Immerhin erwarb ich mir in der Stadt den Ruf eines Gelehrten. Mein Onkel war entzückt, denn er überlegte sich, daß ich ihm bald nicht mehr zur Last fallen würde. Wohlan, Gil Blas, sagte er eines Tages zu mir, die Zeit deiner Kindheit ist vorbei; du bist schon siebzehn Jahre alt, und du bist ein gewandter Junge geworden: man muß daran denken, dich vorwärts zu bringen. Ich halte dafür, dich auf die Universität Salamanca zu schicken: bei deinem Geist wird es dir nicht schwer fallen, einen guten Posten zu finden. Ich werde dir für die Reise ein paar Dukaten geben, und mein Maultier, das seine zehn bis zwölf Pistolen wert ist, noch dazu: du verkaufst es in Salamanca und benutzt das Geld, bis du eine Stellung hast, zum leben.
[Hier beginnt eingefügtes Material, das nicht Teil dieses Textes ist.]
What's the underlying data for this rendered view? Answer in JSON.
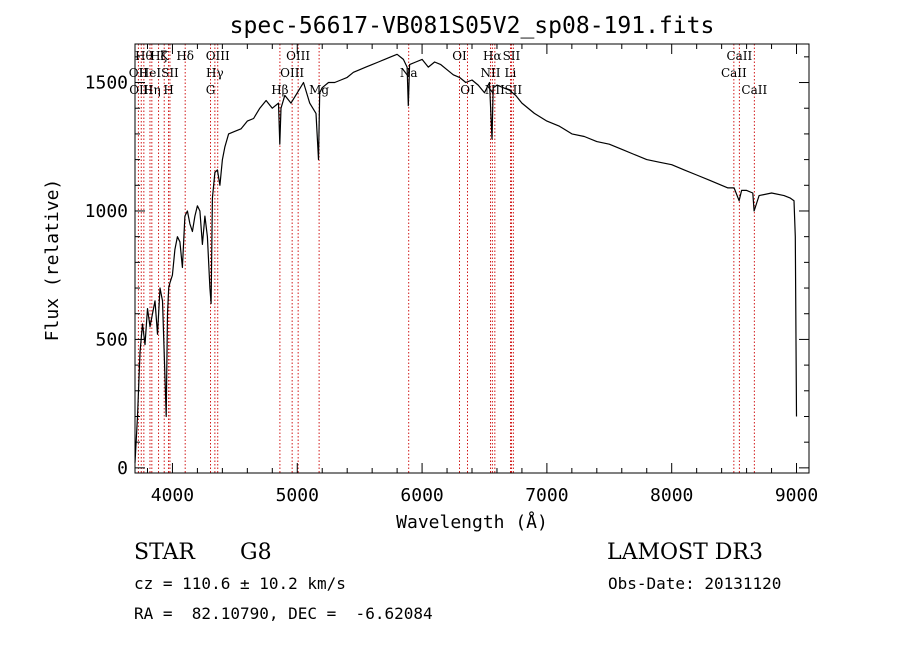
{
  "chart_data": {
    "type": "line",
    "title": "spec-56617-VB081S05V2_sp08-191.fits",
    "xlabel": "Wavelength (Å)",
    "ylabel": "Flux (relative)",
    "xlim": [
      3700,
      9100
    ],
    "ylim": [
      -20,
      1650
    ],
    "xticks": [
      4000,
      5000,
      6000,
      7000,
      8000,
      9000
    ],
    "yticks": [
      0,
      500,
      1000,
      1500
    ],
    "xtick_labels": [
      "4000",
      "5000",
      "6000",
      "7000",
      "8000",
      "9000"
    ],
    "ytick_labels": [
      "0",
      "500",
      "1000",
      "1500"
    ],
    "color": "#000000",
    "line_color": "#cc0000",
    "spectrum": {
      "x": [
        3700,
        3720,
        3740,
        3760,
        3780,
        3800,
        3820,
        3840,
        3860,
        3880,
        3900,
        3920,
        3940,
        3950,
        3960,
        3970,
        3980,
        4000,
        4020,
        4040,
        4060,
        4080,
        4100,
        4120,
        4140,
        4160,
        4180,
        4200,
        4220,
        4240,
        4260,
        4280,
        4300,
        4310,
        4320,
        4340,
        4360,
        4380,
        4400,
        4420,
        4450,
        4500,
        4550,
        4600,
        4650,
        4700,
        4750,
        4800,
        4850,
        4860,
        4870,
        4900,
        4950,
        5000,
        5050,
        5100,
        5150,
        5170,
        5180,
        5200,
        5250,
        5300,
        5350,
        5400,
        5450,
        5500,
        5550,
        5600,
        5650,
        5700,
        5750,
        5800,
        5850,
        5880,
        5890,
        5900,
        5950,
        6000,
        6050,
        6100,
        6150,
        6200,
        6250,
        6300,
        6350,
        6400,
        6450,
        6500,
        6540,
        6560,
        6570,
        6600,
        6650,
        6700,
        6750,
        6800,
        6900,
        7000,
        7100,
        7200,
        7300,
        7400,
        7500,
        7600,
        7700,
        7800,
        7900,
        8000,
        8100,
        8200,
        8300,
        8400,
        8450,
        8500,
        8540,
        8560,
        8600,
        8650,
        8660,
        8700,
        8800,
        8900,
        8950,
        8980,
        8990,
        9000
      ],
      "y": [
        20,
        200,
        450,
        560,
        480,
        620,
        550,
        600,
        650,
        520,
        700,
        650,
        350,
        200,
        600,
        700,
        720,
        750,
        850,
        900,
        880,
        780,
        980,
        1000,
        950,
        920,
        980,
        1020,
        1000,
        870,
        980,
        900,
        700,
        640,
        1050,
        1150,
        1160,
        1100,
        1200,
        1250,
        1300,
        1310,
        1320,
        1350,
        1360,
        1400,
        1430,
        1400,
        1420,
        1260,
        1400,
        1450,
        1420,
        1460,
        1500,
        1420,
        1380,
        1200,
        1460,
        1480,
        1500,
        1500,
        1510,
        1520,
        1540,
        1550,
        1560,
        1570,
        1580,
        1590,
        1600,
        1610,
        1590,
        1560,
        1410,
        1570,
        1580,
        1590,
        1560,
        1580,
        1570,
        1550,
        1530,
        1520,
        1500,
        1510,
        1490,
        1460,
        1500,
        1280,
        1480,
        1490,
        1480,
        1470,
        1450,
        1420,
        1380,
        1350,
        1330,
        1300,
        1290,
        1270,
        1260,
        1240,
        1220,
        1200,
        1190,
        1180,
        1160,
        1140,
        1120,
        1100,
        1090,
        1090,
        1040,
        1080,
        1080,
        1070,
        1000,
        1060,
        1070,
        1060,
        1050,
        1040,
        900,
        200
      ]
    },
    "spectral_lines": [
      {
        "wavelength": 3727,
        "label": "OII",
        "row": 1
      },
      {
        "wavelength": 3750,
        "label": "OIII",
        "row": 2
      },
      {
        "wavelength": 3771,
        "label": "Hθ",
        "row": 0
      },
      {
        "wavelength": 3820,
        "label": "HeI",
        "row": 1
      },
      {
        "wavelength": 3835,
        "label": "Hη",
        "row": 2
      },
      {
        "wavelength": 3889,
        "label": "Hζ",
        "row": 0
      },
      {
        "wavelength": 3934,
        "label": "K",
        "row": 0
      },
      {
        "wavelength": 3969,
        "label": "H",
        "row": 2
      },
      {
        "wavelength": 3980,
        "label": "SII",
        "row": 1
      },
      {
        "wavelength": 4102,
        "label": "Hδ",
        "row": 0
      },
      {
        "wavelength": 4305,
        "label": "G",
        "row": 2
      },
      {
        "wavelength": 4340,
        "label": "Hγ",
        "row": 1
      },
      {
        "wavelength": 4363,
        "label": "OIII",
        "row": 0
      },
      {
        "wavelength": 4861,
        "label": "Hβ",
        "row": 2
      },
      {
        "wavelength": 4959,
        "label": "OIII",
        "row": 1
      },
      {
        "wavelength": 5007,
        "label": "OIII",
        "row": 0
      },
      {
        "wavelength": 5175,
        "label": "Mg",
        "row": 2
      },
      {
        "wavelength": 5893,
        "label": "Na",
        "row": 1
      },
      {
        "wavelength": 6300,
        "label": "OI",
        "row": 0
      },
      {
        "wavelength": 6364,
        "label": "OI",
        "row": 2
      },
      {
        "wavelength": 6548,
        "label": "NII",
        "row": 1
      },
      {
        "wavelength": 6563,
        "label": "Hα",
        "row": 0
      },
      {
        "wavelength": 6583,
        "label": "NII",
        "row": 2
      },
      {
        "wavelength": 6708,
        "label": "Li",
        "row": 1
      },
      {
        "wavelength": 6716,
        "label": "SII",
        "row": 0
      },
      {
        "wavelength": 6731,
        "label": "SII",
        "row": 2
      },
      {
        "wavelength": 8498,
        "label": "CaII",
        "row": 1
      },
      {
        "wavelength": 8542,
        "label": "CaII",
        "row": 0
      },
      {
        "wavelength": 8662,
        "label": "CaII",
        "row": 2
      }
    ]
  },
  "info": {
    "object_class": "STAR",
    "subclass": "G8",
    "survey": "LAMOST DR3",
    "redshift_text": "cz = 110.6 ± 10.2 km/s",
    "obs_date": "Obs-Date: 20131120",
    "coords_text": "RA =  82.10790, DEC =  -6.62084"
  }
}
Er hätte mir keinen Vorschlag machen können, der mir angenehmer gewesen wäre, denn ich wollte mich um mein Leben gern im Lande umtun. Ich hatte jedoch Selbstbeherrschung genug, um meine Freude zu verbergen; und als es Abschied zu nehmen galt, tat ich, als habe ich einzig für den Schmerz Gefühl, daß ich einen Onkel, dem ich so vieles dankte, verlassen sollte. Dadurch rührte ich den Biedermann, und er gab mir mehr Geld, als er mir gegeben hätte, hätte er auf dem Grunde meiner Seele lesen können. Vor dem Aufbruch ging ich hin und umarmte Vater und Mutter, die mich mit guten Lehren nicht verschonten. Sie ermahnten mich, für meinen guten Onkel zu Gott zu beten, als ehrlicher Mensch zu leben, mich nicht in schlimme Händel einzulassen, und vor allem, nie fremder Leute Gut zu nehmen. Nachdem sie mir eine sehr lange Rede gehalten hatten, machten sie mir ihren Segen zum Geschenk, und er war auch das einzige, was ich von ihnen erwartet hatte. Dann bestieg ich mein Maultier und ritt zur Stadt hinaus.